Guinea’s main opposition candidate Cellou Dalein Diallo arrived in the capital Conakry on Thursday ahead of this weekend’s election, greeted by hordes of animated supporters.
The city had earlier resounded to the sound of car horns as supporters of President Alpha Conde, who is seeking a controversial third term on Sunday, whisked through the city in a motorcade.
After about a week of combative campaigning, the 82-year-old president himself returned to the capital on Wednesday amid heightened political tension in the West African state.
Opposition to this triggered mass protests from last October, sparking a massive crackdown by security forces and claiming dozens of lives.
Rights groups are increasingly critical of Conde, whom they say is veering towards authoritarianism.
Diallo’s motorcade proceeded through streets thronged with supporters wearing the green and white colours of his party Thursday, while a swarm of motorbike riders driving ahead of the opposition leader slalomed between the supporters.
“We’re tired, we want change,” said unemployed mechanic Balde Mamadou Oury, 35.
Twelve candidates are contesting Sunday’s election in total. However most think only Conde and Diallo are serious contenders.
After decades as an opposition activist, Conde became Guinea’s first democratically-elected president in 2010 and won re-election in 2015.
Diallo, 68, now Guinea’s leading opposition politician, was formerly a prime minister under authoritarian leader Lansana Conte.
After months of tension between the pair, Guineans interviewed by AFP expressed fears of potential violence on election day and the period that follows.
Clashes between Conde and Diallo supporters have wounded several people in different parts of the country in recent days.
Kabinet Fofana, a Guinean political scientist, warned there was a danger one of the candidates would not accept the outcome of the election.

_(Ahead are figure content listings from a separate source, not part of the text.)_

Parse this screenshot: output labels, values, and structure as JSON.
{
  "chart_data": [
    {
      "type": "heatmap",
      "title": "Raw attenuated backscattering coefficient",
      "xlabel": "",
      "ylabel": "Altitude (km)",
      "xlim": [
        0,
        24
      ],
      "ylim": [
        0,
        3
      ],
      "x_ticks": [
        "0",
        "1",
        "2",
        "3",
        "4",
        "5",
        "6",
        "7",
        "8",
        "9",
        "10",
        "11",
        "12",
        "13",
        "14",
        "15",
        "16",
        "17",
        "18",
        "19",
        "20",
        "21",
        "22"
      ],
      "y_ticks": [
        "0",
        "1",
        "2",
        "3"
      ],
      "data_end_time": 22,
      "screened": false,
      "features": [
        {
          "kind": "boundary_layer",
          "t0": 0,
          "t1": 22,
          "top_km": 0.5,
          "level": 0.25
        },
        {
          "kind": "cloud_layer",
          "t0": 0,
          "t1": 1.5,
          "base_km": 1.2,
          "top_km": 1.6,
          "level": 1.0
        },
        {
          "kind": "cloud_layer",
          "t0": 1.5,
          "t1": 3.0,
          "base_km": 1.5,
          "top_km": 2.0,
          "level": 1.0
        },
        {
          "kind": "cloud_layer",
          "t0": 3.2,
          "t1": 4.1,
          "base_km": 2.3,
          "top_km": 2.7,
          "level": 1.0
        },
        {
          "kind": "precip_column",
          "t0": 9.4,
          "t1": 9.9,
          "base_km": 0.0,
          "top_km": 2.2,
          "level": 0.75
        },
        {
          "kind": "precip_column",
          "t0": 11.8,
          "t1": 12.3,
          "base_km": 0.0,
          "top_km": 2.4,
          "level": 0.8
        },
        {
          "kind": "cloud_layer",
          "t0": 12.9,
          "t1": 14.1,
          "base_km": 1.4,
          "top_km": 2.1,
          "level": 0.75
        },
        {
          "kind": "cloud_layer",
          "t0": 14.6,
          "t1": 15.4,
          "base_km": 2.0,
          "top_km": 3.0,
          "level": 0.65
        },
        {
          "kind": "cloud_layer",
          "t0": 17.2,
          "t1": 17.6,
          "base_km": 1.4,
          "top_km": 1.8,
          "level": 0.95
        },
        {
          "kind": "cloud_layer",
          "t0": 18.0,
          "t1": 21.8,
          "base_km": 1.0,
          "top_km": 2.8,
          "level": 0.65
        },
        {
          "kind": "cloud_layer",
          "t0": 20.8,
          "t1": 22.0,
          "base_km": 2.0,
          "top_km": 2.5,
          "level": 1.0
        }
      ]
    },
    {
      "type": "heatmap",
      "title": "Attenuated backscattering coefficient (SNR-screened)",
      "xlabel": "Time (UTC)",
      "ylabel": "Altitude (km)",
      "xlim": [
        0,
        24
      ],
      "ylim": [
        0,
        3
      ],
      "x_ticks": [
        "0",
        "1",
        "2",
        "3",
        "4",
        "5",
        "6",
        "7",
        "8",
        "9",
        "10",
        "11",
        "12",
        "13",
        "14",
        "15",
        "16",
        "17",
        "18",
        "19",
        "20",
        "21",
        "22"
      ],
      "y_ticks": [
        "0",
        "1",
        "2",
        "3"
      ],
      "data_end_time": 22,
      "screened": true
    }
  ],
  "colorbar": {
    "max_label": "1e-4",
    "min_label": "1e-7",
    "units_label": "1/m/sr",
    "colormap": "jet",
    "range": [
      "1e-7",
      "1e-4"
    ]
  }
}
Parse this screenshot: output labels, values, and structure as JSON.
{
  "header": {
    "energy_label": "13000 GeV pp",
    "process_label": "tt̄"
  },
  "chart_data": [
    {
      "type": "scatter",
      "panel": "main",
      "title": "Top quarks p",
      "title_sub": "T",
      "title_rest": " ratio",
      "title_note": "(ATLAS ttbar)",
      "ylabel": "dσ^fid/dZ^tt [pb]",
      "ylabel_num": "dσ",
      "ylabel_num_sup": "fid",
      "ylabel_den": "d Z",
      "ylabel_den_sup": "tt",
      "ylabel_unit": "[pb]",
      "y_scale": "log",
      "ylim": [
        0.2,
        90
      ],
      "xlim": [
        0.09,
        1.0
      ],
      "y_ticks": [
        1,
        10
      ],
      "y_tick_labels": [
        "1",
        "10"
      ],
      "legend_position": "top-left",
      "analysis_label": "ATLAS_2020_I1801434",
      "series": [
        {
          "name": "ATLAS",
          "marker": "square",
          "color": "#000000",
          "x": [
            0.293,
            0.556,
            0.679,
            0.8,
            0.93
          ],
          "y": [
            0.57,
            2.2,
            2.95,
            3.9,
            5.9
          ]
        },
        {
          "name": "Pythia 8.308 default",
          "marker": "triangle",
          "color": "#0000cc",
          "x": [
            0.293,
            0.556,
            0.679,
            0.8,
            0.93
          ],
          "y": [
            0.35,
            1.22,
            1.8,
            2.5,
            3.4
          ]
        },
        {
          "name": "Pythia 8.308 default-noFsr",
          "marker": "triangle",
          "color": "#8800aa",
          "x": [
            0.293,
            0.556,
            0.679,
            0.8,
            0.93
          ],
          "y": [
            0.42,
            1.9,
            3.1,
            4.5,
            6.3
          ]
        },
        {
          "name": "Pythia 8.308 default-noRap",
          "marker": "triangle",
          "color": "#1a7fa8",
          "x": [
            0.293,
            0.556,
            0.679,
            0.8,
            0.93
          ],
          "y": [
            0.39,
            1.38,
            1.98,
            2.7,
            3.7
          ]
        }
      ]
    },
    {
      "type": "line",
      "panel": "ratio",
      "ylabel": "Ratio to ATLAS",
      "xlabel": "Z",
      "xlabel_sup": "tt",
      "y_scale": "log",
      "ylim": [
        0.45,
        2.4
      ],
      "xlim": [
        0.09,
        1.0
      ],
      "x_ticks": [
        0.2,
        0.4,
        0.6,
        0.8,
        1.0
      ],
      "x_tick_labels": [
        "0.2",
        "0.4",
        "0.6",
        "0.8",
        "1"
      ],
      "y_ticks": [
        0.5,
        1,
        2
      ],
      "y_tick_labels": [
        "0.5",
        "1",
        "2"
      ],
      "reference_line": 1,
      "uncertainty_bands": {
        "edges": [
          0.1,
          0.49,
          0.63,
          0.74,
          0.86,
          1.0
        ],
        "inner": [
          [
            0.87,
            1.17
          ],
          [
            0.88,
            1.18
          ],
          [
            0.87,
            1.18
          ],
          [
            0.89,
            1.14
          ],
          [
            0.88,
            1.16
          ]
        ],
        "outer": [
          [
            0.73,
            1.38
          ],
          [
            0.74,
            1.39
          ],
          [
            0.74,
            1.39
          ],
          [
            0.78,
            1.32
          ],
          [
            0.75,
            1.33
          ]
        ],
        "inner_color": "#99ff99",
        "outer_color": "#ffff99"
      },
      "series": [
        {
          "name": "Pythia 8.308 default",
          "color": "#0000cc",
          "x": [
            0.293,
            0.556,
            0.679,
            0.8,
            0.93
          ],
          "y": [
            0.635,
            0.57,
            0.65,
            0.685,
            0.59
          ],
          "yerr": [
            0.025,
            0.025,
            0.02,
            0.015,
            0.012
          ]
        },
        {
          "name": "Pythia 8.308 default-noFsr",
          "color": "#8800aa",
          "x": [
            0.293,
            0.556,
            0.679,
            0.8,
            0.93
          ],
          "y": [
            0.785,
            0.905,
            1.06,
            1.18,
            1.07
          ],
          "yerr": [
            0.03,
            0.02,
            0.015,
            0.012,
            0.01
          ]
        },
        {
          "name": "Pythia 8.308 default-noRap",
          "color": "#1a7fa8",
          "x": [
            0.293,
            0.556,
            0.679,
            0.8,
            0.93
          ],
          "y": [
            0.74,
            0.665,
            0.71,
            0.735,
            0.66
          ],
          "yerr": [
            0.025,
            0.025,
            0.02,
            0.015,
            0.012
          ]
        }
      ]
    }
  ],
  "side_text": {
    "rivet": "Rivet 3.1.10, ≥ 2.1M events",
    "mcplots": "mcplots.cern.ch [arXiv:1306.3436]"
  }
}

“A major difficulty is the question of recognition, acceptance of the results of the ballot boxes,” he said.
The outcome of Guinea’s poll is likely to resonate further afield too, kicking off a string of elections this year across West Africa.
Activists are concerned that a win for Conde would bode ill for democratic norms in the region.
Aside from the third presidential term, Guinea’s election campaign has been marked by fears of increased ethnic tensions in the diverse country.
For example, Conde – who normally speaks French when addressing the nation – last month told voters in the Malinke language that backing an opposition Malinke candidate amounted to voting for Diallo.
Politics in Guinea are mostly drawn along ethnic lines. President Conde’s party is largely backed by Malinke people, and Diallo’s UFDG by Fulani people, although both insist that they are pluralist.
Against a backdrop of concerns about ethnicity, representatives from the United Nations and African Union warned against “ethnic hate speech” in Guinea this month.
‘To the cemetery’
Diallo has accused Conde on the campaign trail of exploiting ethnic divisions — a charge which he denies.
But the opposition candidate has also called into question the 82-year-old’s ability to govern Guinea, urging him to “retire with dignity”.
“He no longer has the physical and intellectual capacity to carry out this demanding function,” Diallo told French broadcasters, of Conde.
Conde – in seeming defiance of the criticism – has crisscrossed Guinea at a fast clip over the past week, promising excited crowds to make the country “Africa’s second (economic) power after Nigeria”.
Despite huge mineral and fresh-water resources, Guinea remains a poor country, where about half of its population of some 13 million people live in poverty.
The president, for his part, has repeatedly criticised Diallo’s tenure under Conte, an autocrat. He has also brushed off criticism about his age.
“Those who want to send me to the cemetery will go before me,” he told party activists in the southern city of Kissidougou.
Polls open in Guinea on Sunday morning; a second round is scheduled for November 24.